OpenTelemetry collector
docker-compose.yml runs otel/opentelemetry-collector-contrib
configured by otel-collector-config.yaml at the repo root. The
collector accepts:
4317 OTLP gRPC
4318 OTLP HTTP
8889 Prometheus metrics scrape endpoint (collector self-metrics)
The backend and the model service both ship traces and metrics to
the collector via OTEL_EXPORTER_OTLP_ENDPOINT.
Model service spans and metrics
Use cases in model-service/src/application/use_cases/ wrap
their work in OpenTelemetry spans. Span names follow per-method
snake_case conventions; both <name>_use_case (for example
detect_objects_use_case, track_objects_use_case) and
use_case.<name> (for example use_case.extract_claims,
use_case.synthesize_summary) are in use. Some use cases emit
multiple variant spans rather than a single span per class; for
example use_case.augment_ontology.local and .external,
use_case.fuse_modalities.sequential / .timestamp_aligned /
.native_multimodal / .hybrid, and summarize_video_with_vlm
alongside summarize_video_external_api. Span attributes carry
the request DTO's identifying fields (video id, persona id, model
id where applicable).
Outbound adapters in
model-service/src/infrastructure/adapters/outbound/ record
inference metrics through the record_inference helper in
infrastructure/observability/telemetry.py:
counter model.inference.count (monotonic; "Number of model inference calls")

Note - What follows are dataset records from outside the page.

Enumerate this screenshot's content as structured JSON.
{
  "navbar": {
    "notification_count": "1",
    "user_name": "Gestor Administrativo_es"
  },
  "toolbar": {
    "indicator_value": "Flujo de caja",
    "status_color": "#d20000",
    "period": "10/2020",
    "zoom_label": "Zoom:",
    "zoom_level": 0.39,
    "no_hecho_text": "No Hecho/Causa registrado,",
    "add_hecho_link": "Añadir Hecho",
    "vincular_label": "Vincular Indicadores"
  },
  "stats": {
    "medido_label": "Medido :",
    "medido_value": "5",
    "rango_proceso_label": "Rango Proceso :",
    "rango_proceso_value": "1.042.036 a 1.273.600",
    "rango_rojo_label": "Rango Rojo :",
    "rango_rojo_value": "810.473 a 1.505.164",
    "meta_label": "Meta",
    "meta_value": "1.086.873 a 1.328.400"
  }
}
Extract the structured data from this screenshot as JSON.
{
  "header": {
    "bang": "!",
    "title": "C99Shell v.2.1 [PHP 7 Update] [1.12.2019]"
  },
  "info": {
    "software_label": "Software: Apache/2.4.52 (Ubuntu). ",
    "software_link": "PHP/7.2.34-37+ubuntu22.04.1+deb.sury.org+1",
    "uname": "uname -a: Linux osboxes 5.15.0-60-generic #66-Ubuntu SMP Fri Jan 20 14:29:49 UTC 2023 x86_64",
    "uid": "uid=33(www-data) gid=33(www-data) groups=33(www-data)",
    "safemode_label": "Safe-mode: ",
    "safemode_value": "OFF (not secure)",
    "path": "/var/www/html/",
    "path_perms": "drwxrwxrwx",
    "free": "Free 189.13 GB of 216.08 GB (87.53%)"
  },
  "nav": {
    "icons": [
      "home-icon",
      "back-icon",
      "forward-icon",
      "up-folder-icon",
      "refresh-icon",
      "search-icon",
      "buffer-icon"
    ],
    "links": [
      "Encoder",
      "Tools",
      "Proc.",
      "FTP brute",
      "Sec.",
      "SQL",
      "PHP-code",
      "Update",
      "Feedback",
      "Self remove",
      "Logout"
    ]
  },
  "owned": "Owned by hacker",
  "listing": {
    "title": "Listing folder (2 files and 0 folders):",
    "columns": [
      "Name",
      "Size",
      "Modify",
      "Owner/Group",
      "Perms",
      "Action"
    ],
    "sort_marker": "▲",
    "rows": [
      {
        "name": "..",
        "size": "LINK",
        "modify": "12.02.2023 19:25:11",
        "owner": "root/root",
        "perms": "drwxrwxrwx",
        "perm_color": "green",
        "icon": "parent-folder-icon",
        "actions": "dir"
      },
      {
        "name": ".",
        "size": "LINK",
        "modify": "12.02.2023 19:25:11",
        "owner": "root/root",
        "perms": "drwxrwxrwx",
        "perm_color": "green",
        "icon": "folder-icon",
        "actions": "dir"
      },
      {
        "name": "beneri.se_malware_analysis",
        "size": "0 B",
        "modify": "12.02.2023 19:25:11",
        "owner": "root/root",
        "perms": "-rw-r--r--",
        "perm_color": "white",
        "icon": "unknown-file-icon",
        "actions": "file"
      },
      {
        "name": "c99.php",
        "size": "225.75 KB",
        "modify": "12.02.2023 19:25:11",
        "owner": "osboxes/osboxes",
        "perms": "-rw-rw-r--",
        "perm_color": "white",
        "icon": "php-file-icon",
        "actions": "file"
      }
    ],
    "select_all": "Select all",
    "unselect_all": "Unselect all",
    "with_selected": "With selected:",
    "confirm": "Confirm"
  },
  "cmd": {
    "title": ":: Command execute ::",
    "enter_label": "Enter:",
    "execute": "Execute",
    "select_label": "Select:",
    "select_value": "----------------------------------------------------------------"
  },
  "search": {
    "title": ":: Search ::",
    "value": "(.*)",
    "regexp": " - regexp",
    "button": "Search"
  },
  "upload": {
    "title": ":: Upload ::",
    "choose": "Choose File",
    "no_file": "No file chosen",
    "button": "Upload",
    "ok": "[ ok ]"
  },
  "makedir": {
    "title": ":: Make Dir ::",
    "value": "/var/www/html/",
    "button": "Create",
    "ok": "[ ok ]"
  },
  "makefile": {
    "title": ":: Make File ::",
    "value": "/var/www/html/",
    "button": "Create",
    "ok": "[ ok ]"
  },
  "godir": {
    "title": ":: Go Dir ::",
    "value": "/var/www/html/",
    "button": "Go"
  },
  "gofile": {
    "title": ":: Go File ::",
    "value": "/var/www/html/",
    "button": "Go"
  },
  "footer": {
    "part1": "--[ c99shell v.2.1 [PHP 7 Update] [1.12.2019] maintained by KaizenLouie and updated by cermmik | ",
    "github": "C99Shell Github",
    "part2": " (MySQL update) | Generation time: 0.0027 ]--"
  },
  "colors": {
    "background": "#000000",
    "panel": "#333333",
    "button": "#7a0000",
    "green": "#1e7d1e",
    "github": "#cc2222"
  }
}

histogram model.inference.duration (unit s; model inference duration in seconds)
labels task, model
counter-only result (success | error)
The counter carries task, model, and result; the duration
histogram carries task and model only. The metrics surface in
Prometheus through the OTel collector's :8889 exporter. The
bundled Grafana dashboards (error and RBAC) do not visualize
these metrics yet; query them directly through Prometheus.
Prometheus
Prometheus runs at :9090 with prometheus.yml from the repo
root. Scrape targets include the OTel collector's
metrics exporter on :8889. Alert rules are defined in
prometheus-alerts.yml.
Grafana
Grafana runs at :3002. Dashboards live in grafana-dashboards/
in the repo root.
Frontend telemetry
The frontend posts batched traces to POST /api/telemetry/traces,
which the backend forwards to the collector. This is the only way
client-side spans reach the trace pipeline; direct OTLP from the
browser is not used.
Logs
Each service uses Pino-style structured JSON for the backend,
Python logging for the model service, and console for the
frontend. There is no centralized log aggregator in the default
stack; pipe docker compose logs -f <service> or attach a
sidecar.